Sınavlar öğrencileri ders çalışma ve katılım konusunda harekete geçirir. Böyle bir motivasyonun ortadan kalkması öğrenciyi boşluğa düşürecektir. İlerleyen zamanlarda ise artık bu durumu umursamayacak ve önemsemeyecektir.
Sınavlar öğrenme eksiğini tespit eden en önemli ölçme araçlarıdır. Bu araçları sistemden çıkartmak demek öğrencinin neyi öğrenip öğrenemediğini bilmeden sınıfını geçmesi demektir.

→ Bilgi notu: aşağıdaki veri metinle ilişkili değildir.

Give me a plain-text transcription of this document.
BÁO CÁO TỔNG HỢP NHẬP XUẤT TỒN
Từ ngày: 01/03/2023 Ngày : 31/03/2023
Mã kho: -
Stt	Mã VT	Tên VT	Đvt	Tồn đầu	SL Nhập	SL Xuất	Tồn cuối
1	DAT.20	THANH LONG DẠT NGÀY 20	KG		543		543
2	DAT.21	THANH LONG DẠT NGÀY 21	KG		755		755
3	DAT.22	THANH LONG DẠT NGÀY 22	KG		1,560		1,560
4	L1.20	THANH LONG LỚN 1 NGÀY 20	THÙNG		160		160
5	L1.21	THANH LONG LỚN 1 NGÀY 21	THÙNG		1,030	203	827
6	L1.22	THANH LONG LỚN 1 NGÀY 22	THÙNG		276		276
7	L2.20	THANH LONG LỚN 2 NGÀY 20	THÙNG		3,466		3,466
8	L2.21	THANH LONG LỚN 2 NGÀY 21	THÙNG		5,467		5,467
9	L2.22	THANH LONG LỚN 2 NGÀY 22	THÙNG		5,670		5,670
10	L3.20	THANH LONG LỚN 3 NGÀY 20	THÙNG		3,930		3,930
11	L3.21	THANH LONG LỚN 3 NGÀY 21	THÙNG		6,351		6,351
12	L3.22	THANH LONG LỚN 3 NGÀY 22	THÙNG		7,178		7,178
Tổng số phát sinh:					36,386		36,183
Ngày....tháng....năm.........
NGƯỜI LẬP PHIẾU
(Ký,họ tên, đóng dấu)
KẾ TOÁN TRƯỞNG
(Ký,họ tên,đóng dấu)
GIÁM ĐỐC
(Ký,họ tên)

Gelecekte bu hatanın sonuçlarını ülkemiz telafisi mümkün olmayacak bir şekilde yaşayacaktır.
Öğrenme eksiğine göre yol haritasını çizemeyen öğrenci kendi içinde kaybolacaktır.
Sınavların isteğe bırakılması öğrenci ve velilerde şöyle bir bakış açısı oluşturmuştur; notum yüksek ise sınav anlamsız, yani öğrenci sınavı öğrendiklerinin kontrolü olarak değil, sadece karneye yazılacak puan olarak görmeye başlamıştır.
Öğretim etkinliklerinin yürütülmesinde okul idaresinin ve öğretmenlerin gözlem ve görüşlerinin alınmaması toplum nezdinde bu kurum ve kişilerin varlığının sorgulanması tehlikesini içinde barındırmaktadır.
Uzaktan eğitim sürecinde öğrencisinin gelişimini takip etmekte zorlanan ebeveynler sınavların isteğe bırakılması ile takipten iyice kopmuştur.
Hiç şüphesiz ki bu uygulama ile öğretmenin inandırıcılığı ve saygınlığı, öğrenci ve veli nezdinde bitirilmiştir.”
Bunlar pandemi sürecinde uygulanan sistemle ilgili olarak Ali Paşa Naipoğlu’nun tespitleridir. Eğitime salgının verdiği hasarı yanlış kararlarla daha da içinden çıkılmaz hale getirmek doğru değildir. MEB sorunun değil çözümün parçası olmalı, bu samimi uyarıları dikkate almalıdır.